"MUHSİN" KİŞİ OLABİLMEK…
“MUHSİN” KİŞİ OLABİLMEK… Peygamberimiz bir gün ashabı ile sohbet ederken, yanlarına pir-i fani, sakallı bir zat gelir
18 Kasım 2014 - 18:37
“MUHSİN” KİŞİ OLABİLMEK…
Peygamberimiz bir gün ashabı ile sohbet ederken, yanlarına pir-i fani, sakallı bir zat gelir. Peygamberimize soru sormak ister ve Peygamberimiz de kabul edince sorar: İman nedir? Peygamberimiz cevap verir. Allaha, kitaplara, Peygamberlere, Meleklere, Ahiret gününe, kaza ve kadere inanmaktır. İslam nedir? Yine cevap verir Peygamberimiz: Kelim-i Şahadet getirmek, namaz kılmak, oruç tutmak, namaz kılmak ve hacca gitmektir. İhsan nedir? Cevap: Sen Allah c.c.’ü görmüyorsan da, Allah c.c.’ın seni gördüğü düşüncesiyle ibadet ve kulluk etmendir. Rivayet odur ki, “Kıyamet ne zaman kopacaktır ?” sorusunu da sorar. Peygamberimiz, “Bu soruyu soran, sorulandan daha iyi bilir veya bu soruyu sorulan sorandan daha iyi bilemez” cevabını verir. Bu soruları sorup cevaplarını aldıktan sonra pir-i fani ihtiyar sohbet meclisinden ayrılır. Peygamberimiz, sohbete katılan ashabına, kendisine soru soran zatın kin olduğunu sorar. Ashab-ı Kiram, ittifakla, “soran sorulandan daha iyi bilir” diyerek, soruyu Peygamberimize nazik bir üslupla iade ederler, zaten aralarına katılman şahsın kim olduğunu da bilemezler. Peygamberimiz, “O kişi Cebrail idi, bu yöntemle, sizlere İman, İslam ve İhsanın ne demek olduğunu öğretti. Kıyamet hakkında da bilgi sordu, bir mesaj verdi” buyurur.

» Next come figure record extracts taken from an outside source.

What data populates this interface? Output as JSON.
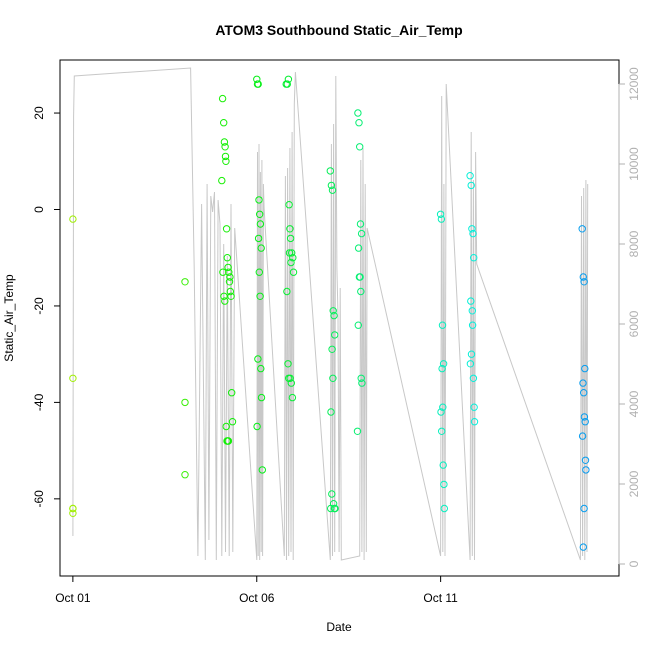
{
  "chart_data": {
    "type": "scatter",
    "title": "ATOM3 Southbound Static_Air_Temp",
    "xlabel": "Date",
    "ylabel": "Static_Air_Temp",
    "x_ticks": [
      "Oct 01",
      "Oct 06",
      "Oct 11"
    ],
    "x_tick_values": [
      1,
      6,
      11
    ],
    "xlim": [
      0.65,
      15.85
    ],
    "ylim": [
      -76,
      31
    ],
    "y_ticks": [
      -60,
      -40,
      -20,
      0,
      20
    ],
    "y2lim": [
      -300,
      12600
    ],
    "y2_ticks": [
      0,
      2000,
      4000,
      6000,
      8000,
      10000,
      12000
    ],
    "y2_color": "#b0b0b0",
    "grid": false,
    "series": [
      {
        "kind": "points",
        "color_scale": "green-to-blue by date",
        "x": [
          1.0,
          1.0,
          1.0,
          1.0,
          1.0,
          4.05,
          4.05,
          4.05,
          5.07,
          5.1,
          5.12,
          5.14,
          5.15,
          5.16,
          5.18,
          5.2,
          5.22,
          5.24,
          5.26,
          5.28,
          5.3,
          5.32,
          5.34,
          5.05,
          5.08,
          5.11,
          5.13,
          5.17,
          5.19,
          5.21,
          5.23,
          5.27,
          6.0,
          6.02,
          6.04,
          6.06,
          6.08,
          6.1,
          6.12,
          6.05,
          6.07,
          6.09,
          6.03,
          6.11,
          6.13,
          6.01,
          6.15,
          6.8,
          6.83,
          6.86,
          6.88,
          6.9,
          6.92,
          6.95,
          6.98,
          7.0,
          6.82,
          6.85,
          6.87,
          6.91,
          6.94,
          6.97,
          6.89,
          6.93,
          8.0,
          8.03,
          8.06,
          8.08,
          8.1,
          8.12,
          8.05,
          8.07,
          8.02,
          8.04,
          8.09,
          8.11,
          8.01,
          8.13,
          8.75,
          8.78,
          8.8,
          8.82,
          8.85,
          8.77,
          8.79,
          8.81,
          8.83,
          8.76,
          8.84,
          8.86,
          8.74,
          11.0,
          11.02,
          11.05,
          11.08,
          11.04,
          11.06,
          11.01,
          11.03,
          11.07,
          11.09,
          11.1,
          11.8,
          11.83,
          11.85,
          11.88,
          11.9,
          11.82,
          11.86,
          11.87,
          11.84,
          11.81,
          11.89,
          11.91,
          11.92,
          14.85,
          14.88,
          14.9,
          14.92,
          14.87,
          14.89,
          14.91,
          14.93,
          14.86,
          14.94,
          14.95,
          14.9,
          14.88
        ],
        "y": [
          -2,
          -35,
          -62,
          -62,
          -63,
          -15,
          -40,
          -55,
          23,
          18,
          14,
          13,
          11,
          10,
          -4,
          -10,
          -12,
          -13,
          -15,
          -17,
          -18,
          -38,
          -44,
          6,
          -13,
          -18,
          -19,
          -45,
          -48,
          -48,
          -48,
          -14,
          27,
          26,
          26,
          2,
          -1,
          -3,
          -8,
          -6,
          -13,
          -18,
          -31,
          -33,
          -39,
          -45,
          -54,
          26,
          26,
          27,
          1,
          -4,
          -6,
          -9,
          -10,
          -13,
          -17,
          -32,
          -35,
          -35,
          -36,
          -39,
          -9,
          -11,
          8,
          5,
          4,
          -21,
          -22,
          -26,
          -29,
          -35,
          -42,
          -59,
          -61,
          -62,
          -62,
          -62,
          20,
          18,
          13,
          -3,
          -5,
          -8,
          -14,
          -14,
          -17,
          -24,
          -35,
          -36,
          -46,
          -1,
          -2,
          -24,
          -32,
          -33,
          -41,
          -42,
          -46,
          -53,
          -57,
          -62,
          7,
          5,
          -4,
          -5,
          -10,
          -19,
          -21,
          -24,
          -30,
          -32,
          -35,
          -41,
          -44,
          -4,
          -14,
          -15,
          -33,
          -36,
          -38,
          -43,
          -44,
          -47,
          -52,
          -54,
          -62,
          -70
        ]
      },
      {
        "kind": "line",
        "name": "",
        "color": "#c8c8c8",
        "axis": "right",
        "x": [
          1.0,
          1.02,
          1.04,
          4.2,
          4.3,
          4.4,
          4.5,
          4.6,
          4.65,
          4.7,
          4.75,
          4.8,
          4.85,
          4.9,
          4.95,
          5.0,
          5.05,
          5.1,
          5.15,
          5.2,
          5.25,
          5.3,
          5.35,
          5.4,
          6.0,
          6.02,
          6.04,
          6.06,
          6.08,
          6.1,
          6.12,
          6.14,
          6.16,
          6.18,
          6.2,
          6.75,
          6.78,
          6.81,
          6.84,
          6.87,
          6.9,
          6.93,
          6.96,
          6.99,
          7.02,
          7.05,
          8.0,
          8.03,
          8.06,
          8.09,
          8.12,
          8.15,
          8.18,
          8.21,
          8.24,
          8.27,
          8.3,
          8.8,
          8.83,
          8.86,
          8.89,
          8.92,
          8.95,
          8.98,
          9.0,
          11.0,
          11.03,
          11.06,
          11.09,
          11.12,
          11.15,
          11.8,
          11.83,
          11.86,
          11.89,
          11.92,
          11.95,
          11.98,
          14.8,
          14.83,
          14.86,
          14.89,
          14.92,
          14.95,
          14.98,
          15.0
        ],
        "y": [
          700,
          11200,
          12200,
          12400,
          7400,
          200,
          9000,
          100,
          9500,
          600,
          9200,
          8800,
          9300,
          100,
          9100,
          8500,
          200,
          8000,
          300,
          7700,
          200,
          9000,
          300,
          8400,
          100,
          10300,
          200,
          10500,
          100,
          9800,
          300,
          10100,
          200,
          9500,
          8900,
          200,
          9700,
          100,
          9900,
          200,
          10400,
          300,
          10800,
          100,
          11500,
          12300,
          100,
          10500,
          200,
          11000,
          300,
          12200,
          7400,
          6200,
          300,
          6900,
          100,
          200,
          10100,
          300,
          10400,
          100,
          9500,
          300,
          8400,
          200,
          11700,
          300,
          9500,
          200,
          12000,
          100,
          10800,
          200,
          9600,
          100,
          10300,
          7500,
          100,
          9200,
          200,
          9400,
          100,
          9600,
          300,
          9500
        ]
      }
    ]
  }
}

İslam’ın öğretilmesinde bu sistem bir metottur. Peygamberimiz de bu metodu ashabını bilgilendirmek için kullanmıştır. Bu metot, kaynağı ilahi olan bir metottur ve vahye dayanır. Bunun için de, gerektiğinde en doğru metottur. İman ve İslam sorularına verilen cevaplar, bu günün Müslümanı tarafından bilinmektedir. Bu kavramların içinin doldurulmasında ve tasavvurun geliştirilmesinde; bilgi, tecrübe, dünya görüşü, insanların aldıkları eğitim, yaşadıkları ortam vs etki etmekle birlikte, her Müslümanın bu konuda oturmuş bir duygusu, düşüncesi, kanaati ve inancı vardır. Sonuçlarının, hayata yansımasıyla bir takım farklılıkların olduğu görülüyorsa da bu konularda kadim bir gelenek oluşmuş, bu gelenek nesiller arasında da intikal etmektedir.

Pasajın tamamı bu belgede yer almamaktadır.